Being with Norris pushed aside thoughts of everything but the pleasure of being with him. She asked him about his trip.
“Business, all business. All work and no play makes Norris a dull boy.”
“Norris, you’ll never be dull.”
When they arrived at the restaurant, they had to wait while a black pickup backed out before they could park. It was Lute, and with him was Miss Home Ec. She waved. Nelda lifted a hand and let it fall to her lap. That was the first glimpse she’d had of Lute since he walked out of her house the morning after Thanksgiving.
Determined not to allow herself to dwell on Lute or his relationship with Miss Home Ec, she turned and smiled at a silent Norris, who was looking at her with a slight frown.
“He’ll not marry her. She’s a balm to his ego.”
“Dear friend.” Nelda put her hand on his. “I’m not going to let the fact that he doesn’t want me ruin my life.” She smiled brightly.
“Attagirl. Let’s go eat.”
Later, sitting with Norris on the crowded bleachers in the high-school gym, the thought struck Nelda
that here was small-town USA, the grass roots of America. Mothers and fathers sat alongside businessmen like Norris who had no children in school. The support for the team was a community effort.
I want my child to grow up in a community like this, not in a high-rise apartment in Chicago.
Good Lord, what was she thinking of? She wasn’t even sure . . . yet, but almost.

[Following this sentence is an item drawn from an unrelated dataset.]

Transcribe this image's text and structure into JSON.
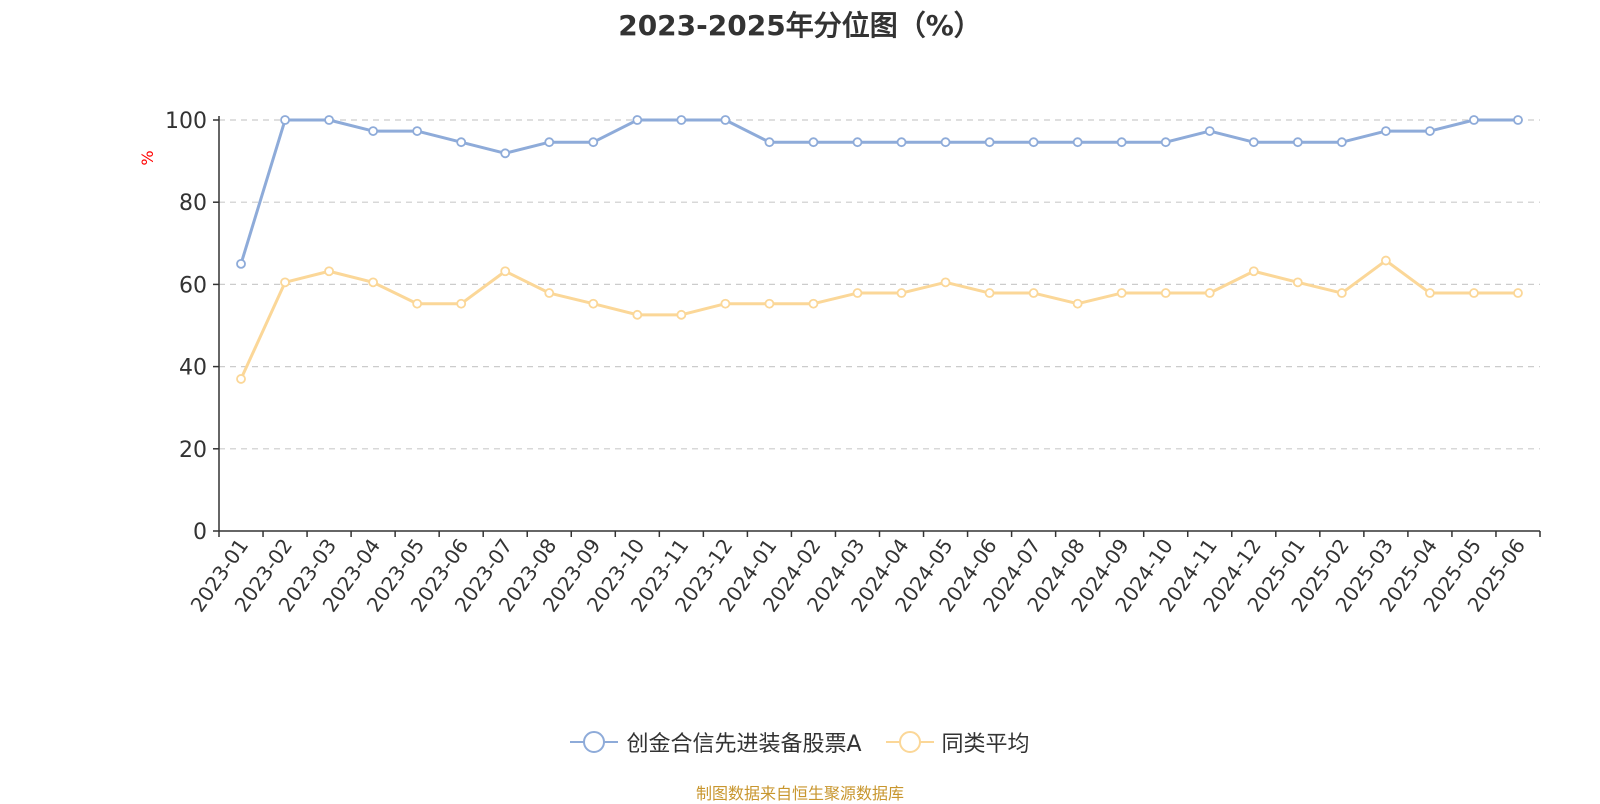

Please God. Please, God, let me have this part of him. It looks as though it’s all I’ll ever have.
• • •
From high up on the bleachers, Lute had seen Nelda come in with Norris. Meredith had seen them, too. She snuggled her hand into the crook of Lute’s arm but didn’t speak until the couple sat down several rows below them.
“They’ve become quite friendly. I heard they were at Shady Beach the other night.”

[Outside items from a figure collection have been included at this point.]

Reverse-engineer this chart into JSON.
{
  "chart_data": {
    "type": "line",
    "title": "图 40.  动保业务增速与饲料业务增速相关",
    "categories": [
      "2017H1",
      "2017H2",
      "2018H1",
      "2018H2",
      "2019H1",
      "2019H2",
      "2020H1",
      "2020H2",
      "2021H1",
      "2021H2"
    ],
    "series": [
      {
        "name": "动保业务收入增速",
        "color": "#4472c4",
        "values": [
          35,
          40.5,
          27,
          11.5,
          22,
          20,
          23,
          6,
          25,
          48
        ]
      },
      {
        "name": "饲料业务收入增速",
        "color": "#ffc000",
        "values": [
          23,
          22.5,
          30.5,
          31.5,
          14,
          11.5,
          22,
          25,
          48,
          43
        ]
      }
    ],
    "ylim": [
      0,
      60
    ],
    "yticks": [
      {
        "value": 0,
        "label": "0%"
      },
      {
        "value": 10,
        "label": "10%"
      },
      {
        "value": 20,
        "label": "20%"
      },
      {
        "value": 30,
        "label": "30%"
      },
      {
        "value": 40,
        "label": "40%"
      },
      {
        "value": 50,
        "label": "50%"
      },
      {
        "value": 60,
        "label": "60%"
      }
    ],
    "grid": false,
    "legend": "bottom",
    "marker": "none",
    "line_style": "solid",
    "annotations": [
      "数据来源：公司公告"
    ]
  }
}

“Does anything go on around here that you don’t know about?” he said without looking at her.
“I’m with a bunch of high-school kids all day, Lute. They know things, and I can’t help but overhear.”
“High-school kids don’t go to Shady Beach.” He looked down at her with a frown.

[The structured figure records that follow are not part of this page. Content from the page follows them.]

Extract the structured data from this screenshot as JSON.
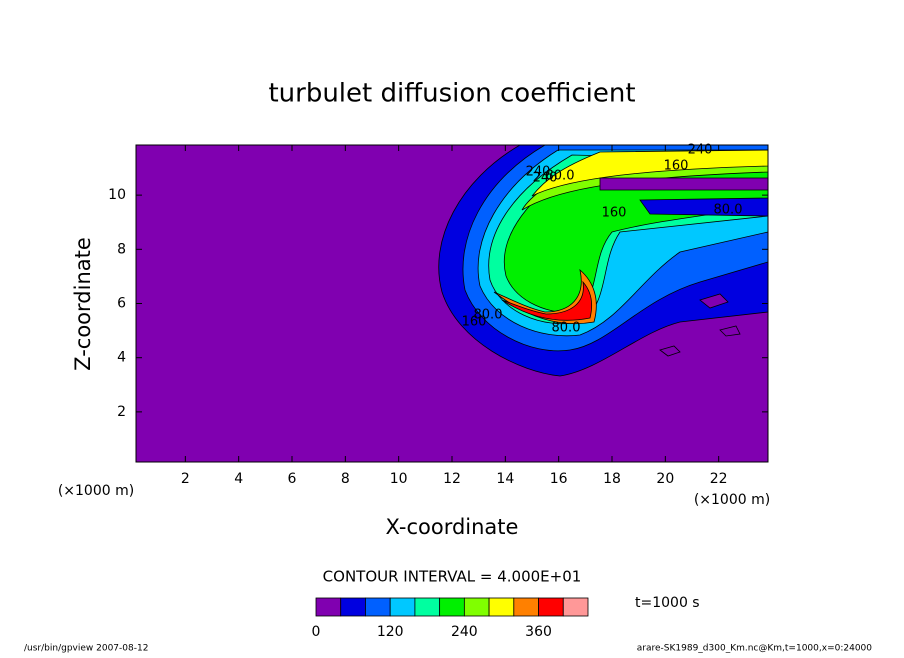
{
  "chart_data": {
    "type": "contour",
    "title": "turbulet diffusion coefficient",
    "x_label": "X-coordinate",
    "y_label": "Z-coordinate",
    "x_unit": "(×1000 m)",
    "y_unit": "(×1000 m)",
    "xlim": [
      0.15,
      23.85
    ],
    "ylim": [
      0.15,
      11.85
    ],
    "xticks": [
      2,
      4,
      6,
      8,
      10,
      12,
      14,
      16,
      18,
      20,
      22
    ],
    "yticks": [
      2,
      4,
      6,
      8,
      10
    ],
    "contour_interval": "CONTOUR INTERVAL = 4.000E+01",
    "contour_labels": [
      "240",
      "160",
      "80.0",
      "240",
      "80.0",
      "160",
      "80.0",
      "160",
      "80.0",
      "240"
    ],
    "colorbar": {
      "levels": [
        0,
        40,
        80,
        120,
        160,
        200,
        240,
        280,
        320,
        360,
        400,
        440
      ],
      "ticks": [
        0,
        120,
        240,
        360
      ],
      "colors": [
        "#8000b0",
        "#0000e0",
        "#0060ff",
        "#00c8ff",
        "#00ffa0",
        "#00f000",
        "#80ff00",
        "#ffff00",
        "#ff8000",
        "#ff0000",
        "#ff9898"
      ]
    },
    "time_label": "t=1000 s",
    "footer_left": "/usr/bin/gpview   2007-08-12",
    "footer_right": "arare-SK1989_d300_Km.nc@Km,t=1000,x=0:24000"
  }
}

“You’re out of touch, Lute. You’d be surprised where high school kids go and what they do.”
“I suppose I would.”
The band began to play, and the teams ran out onto the floor. Lute was relieved that it was too noisy to continue the conversation.
The game was close until the last, but Lute
couldn’t work up any enthusiasm. When it was over the Lions had won, and their standing was now eight wins and zero losses. Lute lingered to allow Norris and Nelda time to leave the bleachers before he stood.
Meredith had been quiet. Lute knew that it wasn’t fair to her to continue keeping company with her. At times he could hardly stand to touch her. She wanted to go to bed with him and had become quite forward about letting him know it. He had been tempted before Nelda came back. Now the thought was utterly repulsive to him.
When he took her home, he didn’t get out of the car immediately. Since leaving the school, he had tried to think of a kind way to break with her.
“Meredith, I want to be fair with you. We both know that our relationship is going nowhere. It isn’t fair to you to spend time with me when you could be dating someone else.”
She didn’t say anything for a while. Then she said, “You didn’t used to think that.”
“I’ve always thought that,” he said kindly. “I enjoy your company as a friend—”
“—That’s about as insulting as you can get. Friends,” she scoffed. “There’s no such thing as a virile man and a passionate woman being
friends
. It’s utterly ridiculous to say so.”